Non c’è solo questo però, tutto il film è sbilanciato, troppo dilatato nella prima parte (in cui vengono impostati i caratteri) e poi rapido e sbrigativo nel finale; poco attento alle parti ambientate nel passato, la cui costruzione emotiva è cruciale per il presente, e quindi non eccessivamente efficace quando, nella vita di questa donna che ha amato follemente da giovane un ragazzo che non ha più visto, lo vede piombare nella sua vita adulta proprio quando sembra finalmente aver trovato un’altra storia ideale da vivere a pieno. Quello è il momento cruciale di ogni melodramma, quello in cui il tempo diventa un attore, ha un ruolo e si oppone alle possibilità di felicità della protagonista, e sembra depotenziato.

Avrebbe avuto bisogno sicuramente di una scrittura migliore It Ends With Us, ma avrebbe avuto bisogno anche di un regista più esperto. La trama, che viene dal romanzo di Colleen Hoover, si capisce che ha del potenziale, ha delle svolte interessanti e cerca una complessità che altrove non si trova. Qui però non c’è solo la cattiva gestione dello stesso Baldoni, ma anche la recitazione di tutti gli altri attori è grossolana. Invece che cercare le sfumature, si punta sempre sulle stesse espressioni: il sereno sorriso di Blake Lively con cui comunica sia tranquillità che preoccupazione che sentimenti sofferti; le sopracciglia dispiaciute della migliore amica che vive in un costante stato sovreccitato e al tempo stesso in pena; il ridicolo fidanzato di lei; le loro tristi versioni giovani (anche se poi si innamorano!).
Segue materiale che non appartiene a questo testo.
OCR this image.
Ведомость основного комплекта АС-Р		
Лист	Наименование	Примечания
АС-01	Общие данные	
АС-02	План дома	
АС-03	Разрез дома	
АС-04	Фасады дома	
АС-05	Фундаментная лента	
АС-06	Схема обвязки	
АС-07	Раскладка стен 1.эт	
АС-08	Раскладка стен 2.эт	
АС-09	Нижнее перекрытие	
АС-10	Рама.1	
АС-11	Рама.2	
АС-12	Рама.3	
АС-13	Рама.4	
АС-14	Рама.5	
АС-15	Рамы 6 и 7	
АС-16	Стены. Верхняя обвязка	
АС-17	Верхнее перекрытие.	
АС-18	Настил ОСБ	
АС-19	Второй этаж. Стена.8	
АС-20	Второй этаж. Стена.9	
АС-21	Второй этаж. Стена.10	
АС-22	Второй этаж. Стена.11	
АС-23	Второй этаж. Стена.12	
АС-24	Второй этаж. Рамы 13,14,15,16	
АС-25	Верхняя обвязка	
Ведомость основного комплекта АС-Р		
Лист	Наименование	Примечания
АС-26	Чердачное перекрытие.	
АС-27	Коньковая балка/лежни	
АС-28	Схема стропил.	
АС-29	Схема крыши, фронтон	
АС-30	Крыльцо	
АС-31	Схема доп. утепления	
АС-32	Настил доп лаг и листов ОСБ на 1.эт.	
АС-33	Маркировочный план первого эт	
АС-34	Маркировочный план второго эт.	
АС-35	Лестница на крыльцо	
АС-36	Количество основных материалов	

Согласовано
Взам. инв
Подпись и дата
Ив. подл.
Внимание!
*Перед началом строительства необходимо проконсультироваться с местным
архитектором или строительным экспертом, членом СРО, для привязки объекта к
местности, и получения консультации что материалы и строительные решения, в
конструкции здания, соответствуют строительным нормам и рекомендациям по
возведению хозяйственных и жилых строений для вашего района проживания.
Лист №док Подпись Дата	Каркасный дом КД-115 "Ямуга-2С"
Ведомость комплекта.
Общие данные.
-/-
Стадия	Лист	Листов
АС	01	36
In un film come questo, in cui al centro di tutto ci sono le scelte sentimentali di una donna in una trama che ne mette alla prova la capacità di afferrare l’amore vero in mezzo a molte possibilità, uno che non ha come obiettivo di riscrivere il genere ma anzi di centrare tutti i punti della lista e usare il potere evocativo della formula per poi costruire un secondo discorso che compare nel finale, la recitazione è un po’ più cruciale del solito perché tutto è finalizzato a quello, a esternare di un sentimento che deve accoppiarsi con quello che esiste dentro lo spettatore e in questa identità scatenare la commozione. Ma come si può sentire identità con qualcosa recitato così dozzinalmente?